Re: UTF-8 can be used for more than it is given credit

From: Theodore H. Smith (
Date: Sun Jun 04 2006 - 13:05:54 CDT

  • Next message: Doug Ewell: "Re: UTF-8 can be used for more than it is given credit"

    On 4 Jun 2006, at 16:59, Richard Wordingham wrote:

    > Theodore H. Smith wrote on Sunday, June 04, 2006 at 12:38 PM
    >>> How do you, Theodore Smith, go about converting <U+0369, U+0345, U
    >>> +0313, U+0342> to upper case (and not title case)?
    > Correction: ᾦ <U+03C9, U+0345, U+0313, U+0342>, which should
    > display the same as ᾦ and ᾦ. The correct capital form is
    > ὮΙ.
    > It seems that you would get the incorrect <U+03A9, U+0399, U+0313, U
    > +0342>.

    I do indeed get &#x03A9; &#x0399; &#x0313; &#x0342; when trying to
    uppercase <U+03C9, U+0345, U+0313, U+0342>. Why? What's wrong with
    the result?

    If there is something wrong with the result, it could be that perhaps
    with smarter input UTF-8 conversion data tables, I can get correct

    >> Mine gives: &#x0391; &#x033D; &#x0399;
    >>> and U+03B1, U+0345, U+033D>?
    >> Mine gives this: &#x0391; &#x0399; &#x033D;
    > So your process is not Unicode-compliant, for, to use the standard
    > citation form for Unicode codepoints, <U+0391, U+033D, U+0399> and
    > <U+0391, U+0399, U+033D> are not canonically equivalent, whereas
    > the inputs, <U+03B1, U+033D, U+0345> and <U+03B1, U+0345, U+033D>,
    > are.

    I'm sorry?
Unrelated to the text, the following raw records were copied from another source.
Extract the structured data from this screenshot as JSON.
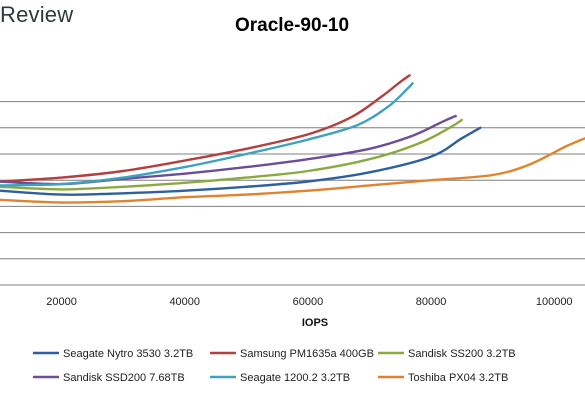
{
  "brand": {
    "text": "Review"
  },
  "chart_data": {
    "type": "line",
    "title": "Oracle-90-10",
    "xlabel": "IOPS",
    "ylabel": "",
    "xlim": [
      10000,
      105000
    ],
    "ylim": [
      0,
      10
    ],
    "xticks": [
      20000,
      40000,
      60000,
      80000,
      100000
    ],
    "yticks": [
      1,
      2,
      3,
      4,
      5,
      6,
      7
    ],
    "grid": true,
    "legend_position": "bottom",
    "series": [
      {
        "name": "Seagate Nytro 3530 3.2TB",
        "color": "#2e5f9e",
        "points": [
          [
            10000,
            3.6
          ],
          [
            20000,
            3.45
          ],
          [
            30000,
            3.5
          ],
          [
            40000,
            3.6
          ],
          [
            50000,
            3.75
          ],
          [
            60000,
            3.95
          ],
          [
            70000,
            4.3
          ],
          [
            80000,
            4.9
          ],
          [
            85000,
            5.6
          ],
          [
            88000,
            6.0
          ]
        ]
      },
      {
        "name": "Samsung PM1635a 400GB",
        "color": "#b2403e",
        "points": [
          [
            10000,
            3.95
          ],
          [
            20000,
            4.1
          ],
          [
            30000,
            4.35
          ],
          [
            40000,
            4.75
          ],
          [
            50000,
            5.2
          ],
          [
            60000,
            5.75
          ],
          [
            67000,
            6.4
          ],
          [
            72000,
            7.2
          ],
          [
            75000,
            7.75
          ],
          [
            76500,
            8.0
          ]
        ]
      },
      {
        "name": "Sandisk SS200 3.2TB",
        "color": "#8aaa3f",
        "points": [
          [
            10000,
            3.75
          ],
          [
            20000,
            3.65
          ],
          [
            30000,
            3.75
          ],
          [
            40000,
            3.9
          ],
          [
            50000,
            4.1
          ],
          [
            60000,
            4.35
          ],
          [
            70000,
            4.8
          ],
          [
            78000,
            5.4
          ],
          [
            83000,
            6.0
          ],
          [
            85000,
            6.3
          ]
        ]
      },
      {
        "name": "Sandisk SSD200 7.68TB",
        "color": "#6b4e96",
        "points": [
          [
            10000,
            3.95
          ],
          [
            20000,
            3.85
          ],
          [
            30000,
            4.05
          ],
          [
            40000,
            4.25
          ],
          [
            50000,
            4.5
          ],
          [
            60000,
            4.8
          ],
          [
            70000,
            5.2
          ],
          [
            77000,
            5.7
          ],
          [
            82000,
            6.25
          ],
          [
            84000,
            6.45
          ]
        ]
      },
      {
        "name": "Seagate 1200.2 3.2TB",
        "color": "#3ea1bf",
        "points": [
          [
            10000,
            3.8
          ],
          [
            20000,
            3.85
          ],
          [
            30000,
            4.1
          ],
          [
            40000,
            4.5
          ],
          [
            50000,
            5.0
          ],
          [
            60000,
            5.55
          ],
          [
            68000,
            6.1
          ],
          [
            73000,
            6.8
          ],
          [
            76000,
            7.45
          ],
          [
            77000,
            7.7
          ]
        ]
      },
      {
        "name": "Toshiba PX04 3.2TB",
        "color": "#e0832e",
        "points": [
          [
            10000,
            3.25
          ],
          [
            20000,
            3.15
          ],
          [
            30000,
            3.2
          ],
          [
            40000,
            3.35
          ],
          [
            50000,
            3.45
          ],
          [
            60000,
            3.6
          ],
          [
            70000,
            3.8
          ],
          [
            80000,
            4.0
          ],
          [
            90000,
            4.2
          ],
          [
            96000,
            4.6
          ],
          [
            102000,
            5.3
          ],
          [
            105000,
            5.6
          ]
        ]
      }
    ]
  }
}
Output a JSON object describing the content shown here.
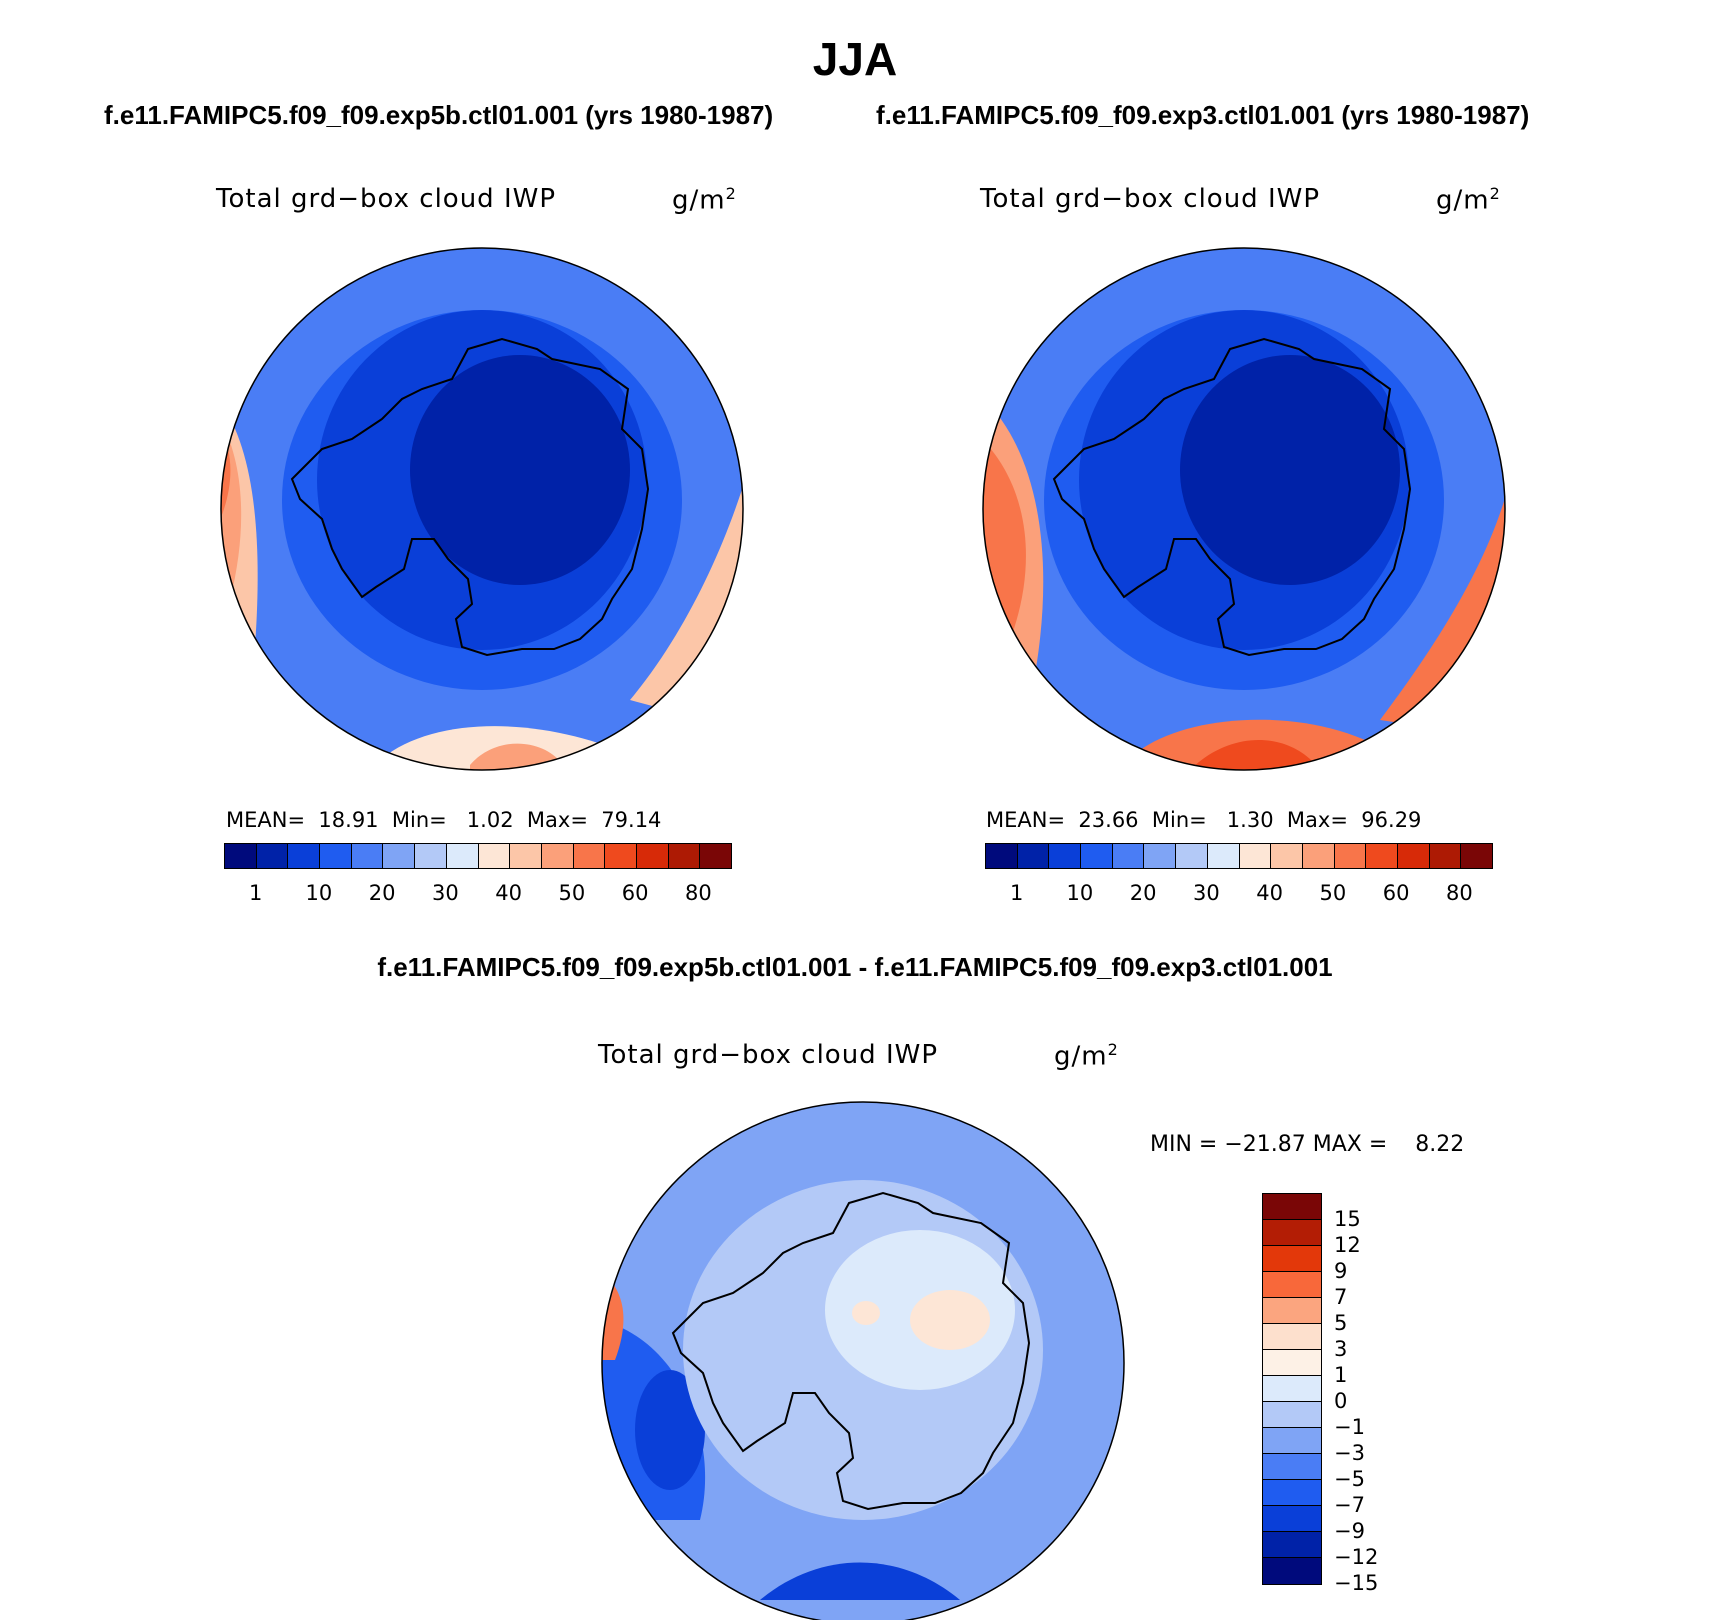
{
  "title": "JJA",
  "panels": [
    {
      "case": "f.e11.FAMIPC5.f09_f09.exp5b.ctl01.001 (yrs 1980-1987)",
      "variable": "Total grd−box cloud IWP",
      "units": "g/m",
      "units_sup": "2",
      "stats": {
        "mean_label": "MEAN=",
        "mean": "18.91",
        "min_label": "Min=",
        "min": "1.02",
        "max_label": "Max=",
        "max": "79.14"
      }
    },
    {
      "case": "f.e11.FAMIPC5.f09_f09.exp3.ctl01.001 (yrs 1980-1987)",
      "variable": "Total grd−box cloud IWP",
      "units": "g/m",
      "units_sup": "2",
      "stats": {
        "mean_label": "MEAN=",
        "mean": "23.66",
        "min_label": "Min=",
        "min": "1.30",
        "max_label": "Max=",
        "max": "96.29"
      }
    }
  ],
  "colorbar_abs": {
    "colors": [
      "#000a7c",
      "#0022a8",
      "#0a3fd8",
      "#1f5cf0",
      "#4a7df5",
      "#7fa4f5",
      "#b3c9f7",
      "#dceafb",
      "#fde6d6",
      "#fcc6a8",
      "#fba07a",
      "#f8754a",
      "#ef4a1e",
      "#d72a08",
      "#ad1a04",
      "#7a0606"
    ],
    "ticks": [
      "1",
      "10",
      "20",
      "30",
      "40",
      "50",
      "60",
      "80"
    ]
  },
  "difference": {
    "title": "f.e11.FAMIPC5.f09_f09.exp5b.ctl01.001 - f.e11.FAMIPC5.f09_f09.exp3.ctl01.001",
    "variable": "Total grd−box cloud IWP",
    "units": "g/m",
    "units_sup": "2",
    "minmax": "MIN = −21.87 MAX =    8.22",
    "colorbar": {
      "colors": [
        "#7a0606",
        "#b31d05",
        "#e3380a",
        "#f8683a",
        "#fba57f",
        "#fde0cd",
        "#fdf1e6",
        "#dceafb",
        "#b3c9f7",
        "#7fa4f5",
        "#4a7df5",
        "#1f5cf0",
        "#0a3fd8",
        "#0022a8",
        "#000a7c"
      ],
      "ticks": [
        "15",
        "12",
        "9",
        "7",
        "5",
        "3",
        "1",
        "0",
        "−1",
        "−3",
        "−5",
        "−7",
        "−9",
        "−12",
        "−15"
      ]
    }
  }
}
I don't get you. Are you saying that if you take in two
    equivalent inputs, uppercase them, then the outputs aren't equivalent?

    That is to say that for f(x)=y, you can get different values of y for
    the same value of x?

    You obviously know a bit more about Unicode than me, I'm not familiar
    with those glyphs or what the output should be, or even why my
    conversion table creation code didn't create the correct table to
    handle this case.

    Can you explain maybe in another way what was wrong with the result
    of my code?

    >> If you could explain Normalisation to me in a 2 paragraphs, maybe
    >> I'll understand you better :)
    > Tricky if all you say is, 'I don't understand'. I had a go on
    > Monday 29 May, but it took 4 paragraphs. Do you understand Normal
    > Form D? That's the simplest normalisation.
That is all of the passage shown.